Funding has long been a major obstacle in seeking addiction treatment. Despite any willingness to recover, progress tends to pause when finances come into play.

Private insurance can go a long way in making rehab treatments more affordable. Medicaid is also a viable option for those without private insurance. Although not all treatment centers accept state assistance, many drug and alcohol rehabs in Florida welcome it.

Rehab for meth addiction in Florida

A single use of methamphetamine (meth) may quickly turn into a severe dependency, making it one of the most addictive drugs. Patients see success through engaging with detoxification, and then a period of therapy and other treatments. Meth detox is usually done under medical supervision and comes as part of an inpatient treatment program. In addition to receiving behavioral counseling, patients will learn how to control the psychological side effects of meth withdrawal and develop skills to reenter society free of meth addiction.

How do you know if you need addiction treatment?

Depending on the person, the drug they are abusing, and their specific usage patterns, different substances have different indicators of addiction. This means that while almost everyone will exhibit symptoms, there are no universal "common indicators" of addiction. There are however several warning signs to watch out for if you are concerned about substance misuse and addiction in yourself or someone else. This can include sudden changes in mood, irritability, and unusual spending habits. Read here to learn more about the warning signs of addiction.

Are there any specialized treatment options I should consider?

Florida has different specialized treatment options. Wilderness drug rehab centers, which may include animal-assisted therapy and expressive arts therapy options, have proven beneficial alternatives to traditional treatment options. Florida also has numerous programs for disadvantaged communities, women, families, youths, LGBTQ+, and inmates. Luxury rehab centers are likewise available in the state.

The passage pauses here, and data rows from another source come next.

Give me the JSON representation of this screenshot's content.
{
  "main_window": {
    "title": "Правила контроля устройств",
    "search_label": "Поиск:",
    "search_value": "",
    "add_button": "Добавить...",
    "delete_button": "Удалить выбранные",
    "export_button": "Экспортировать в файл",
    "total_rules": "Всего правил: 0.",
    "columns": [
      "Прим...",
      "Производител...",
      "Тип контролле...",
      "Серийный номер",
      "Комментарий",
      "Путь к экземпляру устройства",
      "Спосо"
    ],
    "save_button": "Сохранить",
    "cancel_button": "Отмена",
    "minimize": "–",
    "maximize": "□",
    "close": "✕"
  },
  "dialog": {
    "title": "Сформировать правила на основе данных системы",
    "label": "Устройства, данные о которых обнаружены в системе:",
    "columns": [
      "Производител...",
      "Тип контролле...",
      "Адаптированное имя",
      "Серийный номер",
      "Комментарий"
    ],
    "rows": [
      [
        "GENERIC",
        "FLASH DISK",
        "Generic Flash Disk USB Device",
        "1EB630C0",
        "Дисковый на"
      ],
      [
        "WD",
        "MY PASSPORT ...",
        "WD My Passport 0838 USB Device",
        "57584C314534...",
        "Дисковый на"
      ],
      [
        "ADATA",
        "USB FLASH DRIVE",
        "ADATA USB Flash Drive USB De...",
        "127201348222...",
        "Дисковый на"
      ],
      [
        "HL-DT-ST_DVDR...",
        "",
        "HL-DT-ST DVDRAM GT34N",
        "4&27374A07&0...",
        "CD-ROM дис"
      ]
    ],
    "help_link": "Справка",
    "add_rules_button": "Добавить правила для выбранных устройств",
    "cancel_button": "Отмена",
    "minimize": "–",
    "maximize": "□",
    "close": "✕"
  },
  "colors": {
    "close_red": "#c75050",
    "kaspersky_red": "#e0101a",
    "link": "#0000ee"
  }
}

Local government assistance in Florida

There are several ways that the Florida government can help you with addiction, from treatment to advice and everything in between. If you’re not ready to commit fully to rehab, then you don’t have to - you should be aware of additional forms of support offered by your local government, many of which won’t cost you anything. A list of Florida resources that could be useful to you is provided below:

  • Florida Statewide Substance Abuse Hotline -  When Florida citizens are experiencing a drug-related crisis, this hotline offers 24/7 assistance. Representatives may also direct you to trustworthy centers for addiction treatment.
  • Substance Abuse and Mental Health (SAMH) Program - The Public Health Department of Florida's dependency program connects callers to qualified providers of addiction treatment. At this crisis hotline, free drug therapy is also available.
  • Online Treatment Facility Locator - A discreet and anonymous source of information for anyone looking for treatment centers for drug use/addiction and/or mental health issues in the United States or U.S. Territories. 
  • Florida Substance Abuse Index - A comprehensive collection of resources and contact numbers that can provide drug and alcohol addiction support in Florida.